Fonte: Elaboração própria.
Vulnerabilidade socioeconômica e estrutural
A pobreza, o desemprego, a insegurança alimentar e o acesso precário a serviços básicos, como água potável e saneamento, foram apontados como elementos centrais na produção e intensificação da violência (7,8). Os estudos indicam que a instabilidade econômica contribui diretamente para o aumento da violência doméstica e comunitária, ao gerar estresse, conflitos familiares e ruptura das redes de apoio (9). Essa vulnerabilidade também é reforçada por desigualdades históricas de classe, raça e território, como observado em populações negras e periféricas de Recife e Fortaleza, que experienciam violências simbólicas e estruturais em múltiplos níveis (10).
Gênero, desigualdade e violência contra a mulher
A violência de gênero foi uma temática recorrente nos estudos analisados. Mulheres em situação de vulnerabilidade socioeconômica, moradia precária ou em situação de rua enfrentam múltiplas formas de violência, muitas vezes desde a infância. Foram identificadas vulnerabilidades como o ciclo contínuo de agressões, a separação forçada dos filhos e a ausência de políticas efetivas de proteção e reabilitação (11).
Fatores como desemprego, uso de substâncias psicoativas pelos parceiros e mudanças nos papéis de gênero, especialmente em contextos de crise econômica, foram associados ao aumento da violência doméstica (12,13). A baixa procura por ajuda nos serviços de saúde, somada à subnotificação dos casos e à fragilidade institucional no acolhimento e encaminhamento das vítimas, apontam para falhas sistêmicas na abordagem da violência contra a mulher (13).

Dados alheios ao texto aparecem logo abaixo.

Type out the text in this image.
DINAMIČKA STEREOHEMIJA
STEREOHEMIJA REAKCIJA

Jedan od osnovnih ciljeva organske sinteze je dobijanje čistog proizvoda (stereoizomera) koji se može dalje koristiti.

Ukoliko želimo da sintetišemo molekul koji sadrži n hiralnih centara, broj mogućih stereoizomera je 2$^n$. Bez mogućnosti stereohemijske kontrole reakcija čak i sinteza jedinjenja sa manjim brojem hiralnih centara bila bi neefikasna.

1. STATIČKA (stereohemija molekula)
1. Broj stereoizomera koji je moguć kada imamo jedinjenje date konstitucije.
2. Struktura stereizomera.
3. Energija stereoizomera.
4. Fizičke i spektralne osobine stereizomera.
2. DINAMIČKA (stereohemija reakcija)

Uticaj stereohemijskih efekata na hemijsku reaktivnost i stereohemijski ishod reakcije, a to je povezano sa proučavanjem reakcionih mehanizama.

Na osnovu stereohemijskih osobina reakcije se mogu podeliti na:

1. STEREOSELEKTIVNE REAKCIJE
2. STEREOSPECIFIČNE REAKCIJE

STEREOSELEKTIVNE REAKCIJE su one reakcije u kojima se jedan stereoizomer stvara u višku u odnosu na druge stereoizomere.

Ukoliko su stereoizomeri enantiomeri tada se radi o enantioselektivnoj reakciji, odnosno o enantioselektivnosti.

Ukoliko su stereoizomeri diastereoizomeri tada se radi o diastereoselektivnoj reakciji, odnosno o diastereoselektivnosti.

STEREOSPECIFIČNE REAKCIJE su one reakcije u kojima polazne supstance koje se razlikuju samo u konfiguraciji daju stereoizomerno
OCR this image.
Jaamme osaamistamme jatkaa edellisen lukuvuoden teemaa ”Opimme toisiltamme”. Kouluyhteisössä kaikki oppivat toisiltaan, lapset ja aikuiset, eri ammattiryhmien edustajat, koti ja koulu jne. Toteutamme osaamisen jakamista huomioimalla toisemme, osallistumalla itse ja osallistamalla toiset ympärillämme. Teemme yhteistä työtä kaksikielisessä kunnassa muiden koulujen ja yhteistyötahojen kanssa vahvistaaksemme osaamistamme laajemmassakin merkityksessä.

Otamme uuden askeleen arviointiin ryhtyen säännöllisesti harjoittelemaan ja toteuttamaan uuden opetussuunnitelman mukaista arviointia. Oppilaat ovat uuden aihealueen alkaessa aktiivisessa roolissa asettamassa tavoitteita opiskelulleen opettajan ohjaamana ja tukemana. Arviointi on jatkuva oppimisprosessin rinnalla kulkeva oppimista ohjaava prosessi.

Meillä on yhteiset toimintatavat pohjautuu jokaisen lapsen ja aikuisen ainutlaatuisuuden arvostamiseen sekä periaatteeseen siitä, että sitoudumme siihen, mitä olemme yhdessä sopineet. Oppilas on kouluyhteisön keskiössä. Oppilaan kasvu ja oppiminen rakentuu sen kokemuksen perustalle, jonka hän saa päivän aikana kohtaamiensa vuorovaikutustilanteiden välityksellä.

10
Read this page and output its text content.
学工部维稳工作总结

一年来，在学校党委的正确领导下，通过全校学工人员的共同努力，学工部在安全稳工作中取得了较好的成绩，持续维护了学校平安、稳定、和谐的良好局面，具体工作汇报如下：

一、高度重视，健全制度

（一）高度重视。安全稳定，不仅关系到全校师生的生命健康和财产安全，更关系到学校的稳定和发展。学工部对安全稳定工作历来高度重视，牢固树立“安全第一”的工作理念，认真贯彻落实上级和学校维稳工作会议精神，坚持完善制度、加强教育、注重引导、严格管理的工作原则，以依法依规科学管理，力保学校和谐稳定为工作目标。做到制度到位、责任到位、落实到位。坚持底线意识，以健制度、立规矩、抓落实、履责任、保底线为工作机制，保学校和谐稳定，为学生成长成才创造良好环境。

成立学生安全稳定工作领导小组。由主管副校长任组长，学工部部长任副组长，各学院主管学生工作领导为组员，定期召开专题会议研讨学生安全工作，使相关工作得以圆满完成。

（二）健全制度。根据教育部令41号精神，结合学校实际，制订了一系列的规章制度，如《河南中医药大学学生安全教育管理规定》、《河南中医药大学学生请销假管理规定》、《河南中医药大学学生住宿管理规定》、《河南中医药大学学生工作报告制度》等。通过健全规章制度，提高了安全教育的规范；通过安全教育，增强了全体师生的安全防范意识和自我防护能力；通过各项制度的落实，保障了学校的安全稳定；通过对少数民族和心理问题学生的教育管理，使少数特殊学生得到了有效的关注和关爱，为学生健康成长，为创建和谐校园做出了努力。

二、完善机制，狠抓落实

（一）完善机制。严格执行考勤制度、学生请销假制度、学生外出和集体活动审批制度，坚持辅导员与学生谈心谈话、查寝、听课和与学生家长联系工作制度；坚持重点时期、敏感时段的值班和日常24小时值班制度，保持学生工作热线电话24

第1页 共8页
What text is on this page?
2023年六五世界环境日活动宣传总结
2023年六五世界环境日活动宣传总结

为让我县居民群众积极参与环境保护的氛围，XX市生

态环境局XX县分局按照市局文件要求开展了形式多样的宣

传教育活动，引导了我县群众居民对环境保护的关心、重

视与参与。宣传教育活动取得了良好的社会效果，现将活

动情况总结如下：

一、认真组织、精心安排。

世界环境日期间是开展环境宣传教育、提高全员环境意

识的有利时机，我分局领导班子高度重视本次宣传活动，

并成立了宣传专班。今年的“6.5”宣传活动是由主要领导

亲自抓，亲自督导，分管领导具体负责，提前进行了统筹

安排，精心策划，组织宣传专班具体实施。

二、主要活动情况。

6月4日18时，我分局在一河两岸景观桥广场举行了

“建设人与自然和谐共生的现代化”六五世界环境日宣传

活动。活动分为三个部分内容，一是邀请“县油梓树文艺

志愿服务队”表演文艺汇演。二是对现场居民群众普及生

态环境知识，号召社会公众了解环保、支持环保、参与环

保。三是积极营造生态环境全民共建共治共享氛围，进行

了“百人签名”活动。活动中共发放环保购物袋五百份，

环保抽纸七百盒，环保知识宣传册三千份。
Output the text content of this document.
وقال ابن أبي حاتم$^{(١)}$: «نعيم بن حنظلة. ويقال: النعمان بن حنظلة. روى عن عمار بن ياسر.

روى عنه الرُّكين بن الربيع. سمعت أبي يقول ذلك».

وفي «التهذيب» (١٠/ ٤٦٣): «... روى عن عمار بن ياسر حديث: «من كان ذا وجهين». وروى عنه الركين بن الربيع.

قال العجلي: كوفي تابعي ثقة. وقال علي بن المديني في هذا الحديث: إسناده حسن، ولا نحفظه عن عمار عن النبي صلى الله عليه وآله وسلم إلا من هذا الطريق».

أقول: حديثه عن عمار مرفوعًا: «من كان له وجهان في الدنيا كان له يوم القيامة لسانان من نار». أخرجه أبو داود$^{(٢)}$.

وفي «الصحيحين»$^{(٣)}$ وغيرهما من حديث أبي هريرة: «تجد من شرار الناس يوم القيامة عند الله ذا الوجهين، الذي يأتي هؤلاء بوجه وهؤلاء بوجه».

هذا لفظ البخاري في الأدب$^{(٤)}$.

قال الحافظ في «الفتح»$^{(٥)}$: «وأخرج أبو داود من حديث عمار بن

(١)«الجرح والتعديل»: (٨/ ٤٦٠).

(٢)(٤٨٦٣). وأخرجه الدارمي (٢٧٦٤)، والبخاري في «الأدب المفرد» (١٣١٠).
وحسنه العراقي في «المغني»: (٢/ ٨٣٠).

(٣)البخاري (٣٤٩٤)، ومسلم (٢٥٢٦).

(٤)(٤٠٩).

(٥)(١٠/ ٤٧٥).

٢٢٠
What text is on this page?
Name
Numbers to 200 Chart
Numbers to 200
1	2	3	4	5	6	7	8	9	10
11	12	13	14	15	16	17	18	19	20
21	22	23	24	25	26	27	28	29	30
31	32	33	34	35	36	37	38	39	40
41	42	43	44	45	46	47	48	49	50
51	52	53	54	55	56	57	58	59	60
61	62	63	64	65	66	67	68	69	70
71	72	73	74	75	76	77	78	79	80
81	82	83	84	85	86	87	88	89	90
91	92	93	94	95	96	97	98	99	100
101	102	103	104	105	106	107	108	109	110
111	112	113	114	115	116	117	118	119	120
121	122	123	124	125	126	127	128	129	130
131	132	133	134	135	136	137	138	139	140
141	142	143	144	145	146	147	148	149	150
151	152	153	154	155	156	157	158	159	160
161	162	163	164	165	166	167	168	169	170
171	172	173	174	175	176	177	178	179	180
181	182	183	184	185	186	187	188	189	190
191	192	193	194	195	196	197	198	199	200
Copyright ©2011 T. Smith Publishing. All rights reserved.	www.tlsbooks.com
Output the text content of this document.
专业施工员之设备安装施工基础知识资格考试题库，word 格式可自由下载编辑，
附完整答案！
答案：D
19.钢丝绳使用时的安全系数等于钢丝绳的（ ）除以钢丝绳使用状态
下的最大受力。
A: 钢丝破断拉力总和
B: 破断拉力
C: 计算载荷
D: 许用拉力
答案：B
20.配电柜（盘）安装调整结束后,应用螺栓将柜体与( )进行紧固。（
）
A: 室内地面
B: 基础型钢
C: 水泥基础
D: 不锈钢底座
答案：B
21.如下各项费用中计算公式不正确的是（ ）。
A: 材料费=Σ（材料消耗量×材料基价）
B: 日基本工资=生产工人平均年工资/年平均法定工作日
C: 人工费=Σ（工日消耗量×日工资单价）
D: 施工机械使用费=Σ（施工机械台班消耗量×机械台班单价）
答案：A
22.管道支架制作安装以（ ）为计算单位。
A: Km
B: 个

Infância, adolescência e violência intergeracional
As crianças e adolescentes figuram como grupos altamente vulneráveis à violência. A exposição à violência física, emocional e negligência familiar foi identificada em diversos estudos, com destaque para o papel da desestruturação familiar, uso de drogas, ausência dos pais e má alimentação (14,15).
Casos de violência intergeracional e histórico de violência familiar são fatores que contribuem para a reprodução de comportamentos violentos e abandono escolar, levando, em alguns casos, ao envolvimento com atividades ilícitas (16). A pesquisa com adolescentes em conflito com a lei reforça esse cenário, evidenciando a prevalência de jovens com baixa escolaridade, pertencentes a famílias de baixa renda e, majoritariamente, pardos (17).
Limitações institucionais no enfrentamento da violência
Foi constatada uma fragilidade nas ações dos serviços públicos, especialmente da Estratégia Saúde da Família (ESF), na abordagem da violência (18). Profissionais relataram dificuldades em reconhecer e notificar os casos, atribuindo isso à formação técnico-assistencial centrada no modelo biomédico, à escassez de suporte institucional e à ausência de articulação com outros setores, como assistência social e justiça (18).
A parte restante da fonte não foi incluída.